When a star slowly becomes old after countless years, its internal fuel (hydrogen) is almost exhausted, and the thermonuclear reaction supported by the fuel can no longer continue, and the resulting energy is also consumed less. In this way, it will lose enough strength to support its "weight". Therefore, under the heavy pressure of the huge shell, its core is unable to support and can only begin to collapse. The shell material is irresistibly collapsing towards the center. The final result of the collapse is the formation of a star with large density and small volume.

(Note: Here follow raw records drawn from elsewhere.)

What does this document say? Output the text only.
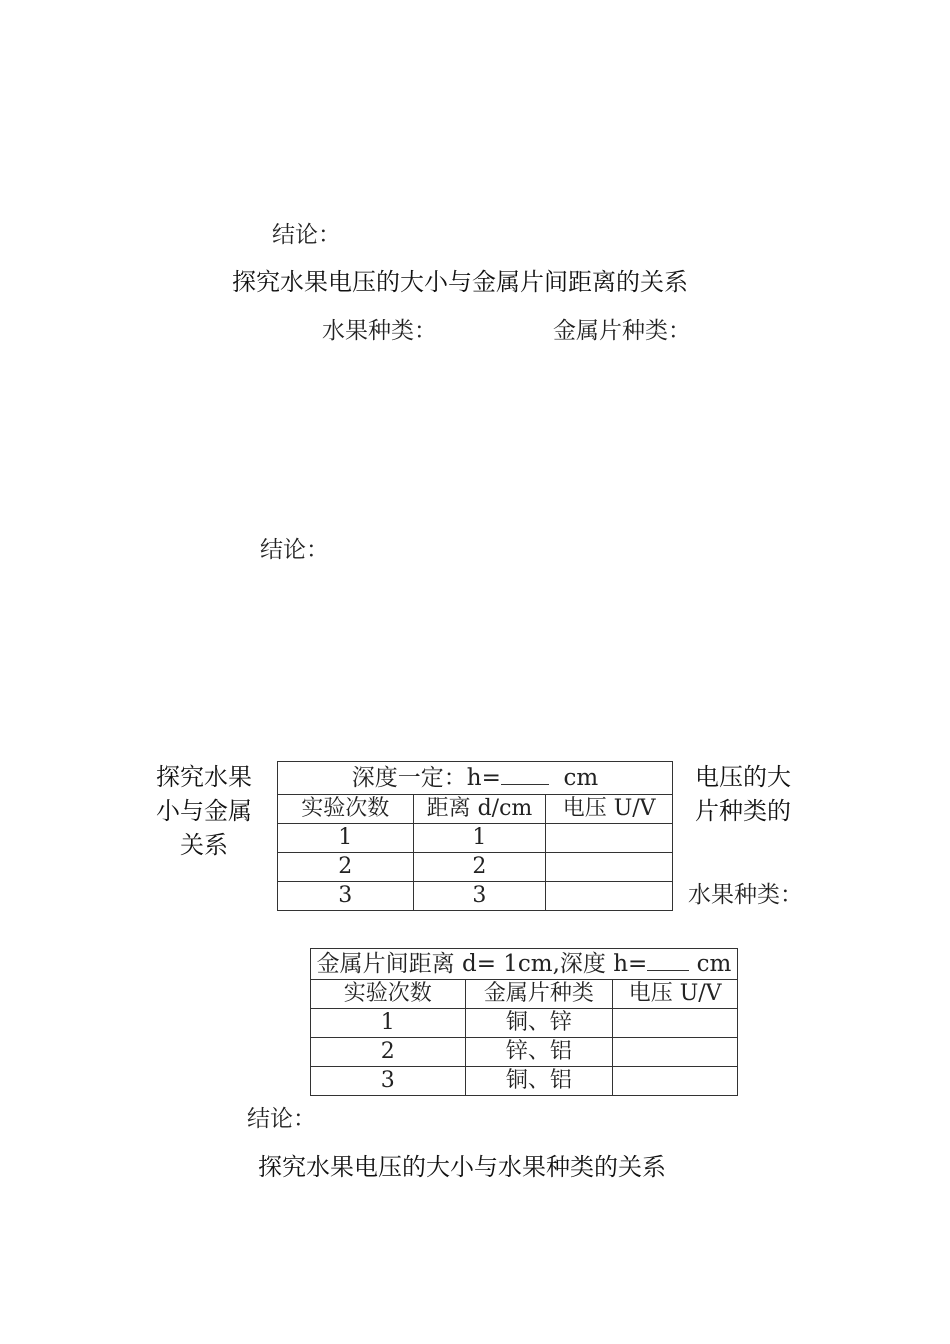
结论：
探究水果电压的大小与金属片间距离的关系
水果种类：	金属片种类：
结论：
探究水果
小与金属
关系
电压的大
片种类的
水果种类：
深度一定：h= cm		
实验次数	距离 d/cm	电压 U/V
1	1	
2	2	
3	3	
金属片间距离 d= 1cm,深度 h= cm		
实验次数	金属片种类	电压 U/V
1	铜、锌	
2	锌、铝	
3	铜、铝	
结论：
探究水果电压的大小与水果种类的关系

Then, as the form shrinks and shrinks until it shrinks to a certain extent, it is born. This kind of space distortion is very attractive, even if the light meets it, it can't shoot out. This is what we call "black hole". Will black holes get fatter and fatter? A black hole is like a bottomless hole in the universe, which can suck in all the matter that comes into contact with it. So, if black holes like "eating" so much, will they become "fat" gradually? The answer to this question is yes. However, in view of this problem, many people fall into a misunderstanding. They only care about how much the noumenon increases after the black hole devours the matter, but ignore the existence of the horizon of the black hole.